El asunto no concluía allí, las dos mujeres, menudas y hermosas, tenían alrededor de 50 años y vestían a la moda actual, pero muy conservadoras con el largo de sus faldas, joyas caras y sencillas a la vez, demostrando un muy buen gusto. Sin embargo, detrás de ellas, eran acompañadas por un curioso grupo de personas: una joven rubia de grandes anteojos con su pelo tomado en la nuca, vestida con una amplia túnica oscura que resaltaba la palidez de su rostro limpio de todo maquillaje, con una actitud casi ausente, caminaba con cierta gracia mientras se desplazaba de pintura en pintura. Contrastando con la delicadeza y elegancia de las tres mujeres, con la apariencia de celosos guardianes y caminando detrás de ellas, una fornida y morena matrona vestida casi de negro muy junta a un enorme hombre de unos 45 años, tan ancho como alto. “Caupolicán y Fresia”, pensó irónicamente el artista, en alusión a los héroes mapuches de la historia de Chile. Realmente era una magnífica pareja de araucanos cuyos rasgos étnicos agraciados se distinguían fácilmente en la multitud, con sus orgullosas barbillas alzadas y preocupados de sus protegidas.
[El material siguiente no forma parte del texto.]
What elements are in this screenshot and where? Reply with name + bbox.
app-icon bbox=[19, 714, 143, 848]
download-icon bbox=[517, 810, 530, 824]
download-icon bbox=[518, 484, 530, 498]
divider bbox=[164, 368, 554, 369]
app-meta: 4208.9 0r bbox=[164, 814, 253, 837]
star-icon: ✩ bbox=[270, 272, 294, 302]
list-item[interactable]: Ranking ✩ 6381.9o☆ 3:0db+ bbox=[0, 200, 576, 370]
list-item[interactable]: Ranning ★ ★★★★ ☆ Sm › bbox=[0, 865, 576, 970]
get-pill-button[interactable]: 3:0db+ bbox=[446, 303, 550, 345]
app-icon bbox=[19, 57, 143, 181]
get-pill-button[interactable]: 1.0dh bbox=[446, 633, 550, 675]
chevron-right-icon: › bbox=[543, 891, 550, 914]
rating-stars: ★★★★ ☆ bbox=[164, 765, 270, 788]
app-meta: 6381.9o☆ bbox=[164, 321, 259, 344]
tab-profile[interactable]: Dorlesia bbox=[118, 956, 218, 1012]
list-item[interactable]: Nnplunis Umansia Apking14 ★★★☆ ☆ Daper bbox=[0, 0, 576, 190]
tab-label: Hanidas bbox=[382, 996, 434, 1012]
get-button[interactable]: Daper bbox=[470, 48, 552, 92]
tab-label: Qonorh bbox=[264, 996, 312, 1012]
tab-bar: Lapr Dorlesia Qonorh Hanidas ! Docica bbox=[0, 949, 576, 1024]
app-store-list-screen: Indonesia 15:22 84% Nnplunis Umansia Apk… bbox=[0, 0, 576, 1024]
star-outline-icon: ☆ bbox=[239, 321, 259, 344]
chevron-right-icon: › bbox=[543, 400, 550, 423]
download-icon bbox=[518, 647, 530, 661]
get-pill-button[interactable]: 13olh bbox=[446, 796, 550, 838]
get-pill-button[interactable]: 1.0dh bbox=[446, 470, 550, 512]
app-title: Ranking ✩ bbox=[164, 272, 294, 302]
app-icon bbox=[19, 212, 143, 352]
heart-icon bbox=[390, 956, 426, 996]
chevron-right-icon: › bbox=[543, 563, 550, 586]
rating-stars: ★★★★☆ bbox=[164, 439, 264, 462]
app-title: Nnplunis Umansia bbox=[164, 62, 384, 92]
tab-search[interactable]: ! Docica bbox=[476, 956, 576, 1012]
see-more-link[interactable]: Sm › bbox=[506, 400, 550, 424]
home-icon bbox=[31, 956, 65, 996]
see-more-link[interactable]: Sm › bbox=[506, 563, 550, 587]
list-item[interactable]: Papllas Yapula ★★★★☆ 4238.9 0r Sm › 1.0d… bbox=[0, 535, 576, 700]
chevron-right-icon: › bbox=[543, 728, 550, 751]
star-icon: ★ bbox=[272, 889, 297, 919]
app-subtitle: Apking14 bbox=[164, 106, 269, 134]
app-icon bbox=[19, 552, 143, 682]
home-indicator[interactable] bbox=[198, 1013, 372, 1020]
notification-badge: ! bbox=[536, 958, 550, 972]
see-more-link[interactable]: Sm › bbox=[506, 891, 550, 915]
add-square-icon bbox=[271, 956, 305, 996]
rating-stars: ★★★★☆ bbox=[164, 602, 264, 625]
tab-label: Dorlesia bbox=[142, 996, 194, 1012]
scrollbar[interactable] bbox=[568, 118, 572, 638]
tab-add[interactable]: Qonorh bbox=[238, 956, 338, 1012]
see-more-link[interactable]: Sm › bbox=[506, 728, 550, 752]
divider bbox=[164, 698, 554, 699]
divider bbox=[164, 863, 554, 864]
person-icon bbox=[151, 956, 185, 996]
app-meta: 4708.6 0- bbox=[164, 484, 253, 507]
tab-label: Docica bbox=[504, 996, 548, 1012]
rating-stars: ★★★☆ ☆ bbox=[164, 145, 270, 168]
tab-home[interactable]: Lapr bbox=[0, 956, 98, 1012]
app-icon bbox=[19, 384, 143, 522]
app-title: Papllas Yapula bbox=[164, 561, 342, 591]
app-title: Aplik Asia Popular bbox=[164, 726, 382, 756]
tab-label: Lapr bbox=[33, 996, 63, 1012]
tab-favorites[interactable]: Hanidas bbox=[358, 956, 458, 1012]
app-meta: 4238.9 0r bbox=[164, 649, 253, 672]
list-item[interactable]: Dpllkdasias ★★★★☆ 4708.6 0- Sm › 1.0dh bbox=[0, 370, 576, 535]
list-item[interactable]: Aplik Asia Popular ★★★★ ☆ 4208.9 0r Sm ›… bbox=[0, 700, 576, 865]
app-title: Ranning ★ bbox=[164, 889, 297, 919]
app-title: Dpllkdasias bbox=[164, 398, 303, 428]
Saciada su curiosidad, el joven De los Ríos debió atender a los asistentes que ya lo rodeaban y disparaban toda clase de preguntas, que iban desde las más simples hasta las más técnicas.
También debió responder a un cuestionario de los periodistas; que nació en el sur, en un pueblo relativamente cercano a la capital y que tenía treinta años de edad, enamorado de las selvas sureñas y cuándo se inició como pintor. Al tocar el tema de haber sido policía durante diez años, se limitó a decir que gracias a su Institución había recorrido gran parte del sur del país.
Acerca de su obra maestra “La Venus Nocturna”, confesó sonriendo que se trató de un peculiar episodio que lo dejó hechizado.
No terminaba su explicación a la prensa, entre el rumor de la gente se oyó un gutural grito como de un animal herido. El murmullo de los asistentes aumentó y Lucas se abrió paso hasta el fondo de la sala, donde alguien estaba en el piso rodeado de curiosos. Una voz solicitó la presencia de un médico, por lo que se apresuró para ver qué había sucedido.
Con sorpresa vio que los araucanos sobresalían y apartaban con furia a los más cercanos; los aborígenes lo miraron y dejaron pasar hasta quedar junto a las dos damas que trataban inútilmente de reanimar a la muchacha rubia de anteojos que yacía sobre el brillante piso. El pálido rostro juvenil parecía el de una muerta; se inclinó solícito para atenderla y, alzando los ojos, pidió un vaso con agua; en ese gesto se encontró con los ojos de la mujer mapuche que lo miraba con una intensidad casi hipnótica.
Quiso tomar la cabeza de la joven, pero se sintió levantado como una pluma por los potentes brazos del araucano y arrojado contra los curiosos; cuando trató de levantarse el nativo puso sus brazos en actitud de luchador. Naturalmente no sintió ningún deseo de responder a la agresión, ni por el público que miraba la escena y menos por los enormes brazos que se adivinaban bajo la chaqueta del Hércules chilensis.
“Caupolicán”, cuando vio que el artista no era un enemigo digno de él, se volteó hacia la joven desmayada y la tomó en sus brazos como si tratara de una pluma. El administrador de la galería dijo que le siguiera hacia una puerta lateral que fue franqueada por el gigante y su delicada carga. Un guardia sólo permitió que entraran las dos mujeres mayores y la fornida indígena cerró con fuerza la puerta.